Once we understand recovery assets (resources for recovery), it’s a matter of developing a viable recovery strategy, like hotsite vs. buildout or PC purchase vs. quick-ship or network rerouting vs. redundant networking or tape backup vs. virtual tapes vs. VMware solutions or solutions relevant to any number of issues that represent a total strategy. Participating in this analysis is one way that Asset Managers can assist in the planning process.

Having a strategy, we then need to turn that general strategy into a viable plan, investigating options and determining which are most cost-effective, including present-value analysis – a key area in which Asset Managers should be involved.

Next we need to assign people to an IT Recovery Team structure and make them accountable by assigning function and developing specific instructions for them to follow over a timeline so that recovery assets are used in the most efficient manner.

For the most part, that’s your Disaster Recovery Plan.
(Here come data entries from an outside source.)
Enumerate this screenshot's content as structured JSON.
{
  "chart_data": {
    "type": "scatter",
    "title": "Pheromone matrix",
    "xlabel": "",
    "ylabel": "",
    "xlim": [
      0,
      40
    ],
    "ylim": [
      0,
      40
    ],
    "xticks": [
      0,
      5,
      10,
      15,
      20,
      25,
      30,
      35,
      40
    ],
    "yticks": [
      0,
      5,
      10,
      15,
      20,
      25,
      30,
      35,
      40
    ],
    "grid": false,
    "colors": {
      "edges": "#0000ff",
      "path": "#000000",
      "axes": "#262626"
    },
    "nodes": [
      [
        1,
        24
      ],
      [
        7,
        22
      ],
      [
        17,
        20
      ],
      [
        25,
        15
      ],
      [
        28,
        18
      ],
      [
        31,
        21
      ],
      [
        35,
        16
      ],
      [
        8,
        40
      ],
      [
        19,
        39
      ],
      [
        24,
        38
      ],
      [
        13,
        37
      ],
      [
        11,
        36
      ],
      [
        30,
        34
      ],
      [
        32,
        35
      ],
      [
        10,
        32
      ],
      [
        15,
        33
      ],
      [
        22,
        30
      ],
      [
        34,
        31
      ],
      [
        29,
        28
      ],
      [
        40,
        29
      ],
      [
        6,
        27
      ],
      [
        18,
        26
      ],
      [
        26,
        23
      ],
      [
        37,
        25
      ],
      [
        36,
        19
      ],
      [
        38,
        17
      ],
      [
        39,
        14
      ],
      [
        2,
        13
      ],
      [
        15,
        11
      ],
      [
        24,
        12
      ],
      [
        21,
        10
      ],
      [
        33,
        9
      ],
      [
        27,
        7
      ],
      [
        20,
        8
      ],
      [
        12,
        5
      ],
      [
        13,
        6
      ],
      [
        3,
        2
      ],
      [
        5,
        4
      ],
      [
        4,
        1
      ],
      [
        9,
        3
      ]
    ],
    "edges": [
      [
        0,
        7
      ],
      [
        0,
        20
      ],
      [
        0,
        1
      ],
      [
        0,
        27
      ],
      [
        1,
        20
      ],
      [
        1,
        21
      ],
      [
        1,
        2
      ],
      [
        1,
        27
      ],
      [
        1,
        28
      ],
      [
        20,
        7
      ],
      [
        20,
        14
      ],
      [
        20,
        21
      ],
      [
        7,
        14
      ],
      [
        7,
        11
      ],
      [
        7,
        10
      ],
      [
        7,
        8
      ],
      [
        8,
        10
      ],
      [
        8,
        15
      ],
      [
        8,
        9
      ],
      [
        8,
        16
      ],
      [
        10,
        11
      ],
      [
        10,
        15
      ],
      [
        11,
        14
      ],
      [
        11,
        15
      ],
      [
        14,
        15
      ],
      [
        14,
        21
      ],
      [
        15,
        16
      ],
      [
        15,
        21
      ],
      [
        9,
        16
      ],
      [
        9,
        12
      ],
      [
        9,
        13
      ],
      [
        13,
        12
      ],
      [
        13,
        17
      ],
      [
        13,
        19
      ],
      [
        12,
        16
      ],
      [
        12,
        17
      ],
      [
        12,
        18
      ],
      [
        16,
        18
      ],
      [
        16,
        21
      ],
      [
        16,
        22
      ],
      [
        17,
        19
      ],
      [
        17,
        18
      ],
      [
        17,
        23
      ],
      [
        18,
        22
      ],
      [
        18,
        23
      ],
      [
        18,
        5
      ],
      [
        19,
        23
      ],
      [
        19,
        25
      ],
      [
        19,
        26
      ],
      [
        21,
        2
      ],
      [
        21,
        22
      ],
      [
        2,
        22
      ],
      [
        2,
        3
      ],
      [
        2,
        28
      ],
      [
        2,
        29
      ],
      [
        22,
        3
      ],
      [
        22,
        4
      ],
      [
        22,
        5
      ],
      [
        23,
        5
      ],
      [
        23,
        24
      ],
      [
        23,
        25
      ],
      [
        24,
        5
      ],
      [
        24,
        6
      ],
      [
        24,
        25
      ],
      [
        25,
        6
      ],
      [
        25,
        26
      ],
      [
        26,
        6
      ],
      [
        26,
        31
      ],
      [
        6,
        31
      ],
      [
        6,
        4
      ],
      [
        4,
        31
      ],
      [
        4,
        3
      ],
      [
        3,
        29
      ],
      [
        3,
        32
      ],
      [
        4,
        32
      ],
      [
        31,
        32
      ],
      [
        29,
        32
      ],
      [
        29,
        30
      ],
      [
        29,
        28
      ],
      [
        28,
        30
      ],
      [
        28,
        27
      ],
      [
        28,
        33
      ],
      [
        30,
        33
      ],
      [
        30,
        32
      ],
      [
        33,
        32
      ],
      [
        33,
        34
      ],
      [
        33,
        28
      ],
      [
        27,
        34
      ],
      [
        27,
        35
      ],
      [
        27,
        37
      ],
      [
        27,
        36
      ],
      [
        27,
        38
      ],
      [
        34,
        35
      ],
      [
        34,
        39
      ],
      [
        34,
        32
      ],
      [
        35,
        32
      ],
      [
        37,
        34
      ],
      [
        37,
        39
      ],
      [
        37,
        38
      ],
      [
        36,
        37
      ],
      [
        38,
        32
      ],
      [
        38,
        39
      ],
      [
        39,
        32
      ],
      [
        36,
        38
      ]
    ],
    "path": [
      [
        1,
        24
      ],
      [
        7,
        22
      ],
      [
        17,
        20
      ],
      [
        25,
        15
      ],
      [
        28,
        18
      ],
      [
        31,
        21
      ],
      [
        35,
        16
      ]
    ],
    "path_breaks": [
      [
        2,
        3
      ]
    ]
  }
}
Once it’s done, it may look like just another book on a shelf (actually I recommend a plan that fits on your smart phone), but it’s really the documentation of an IT recovery strategy that you know will support the business appropriately, that is… each critical process recovered within its acceptable downtime. Such a strategy is achieved by thoroughly understanding asset recovery. Asset recovery is the key to Disaster Recovery, and that’s why Asset Managers are so important to the DR planning process.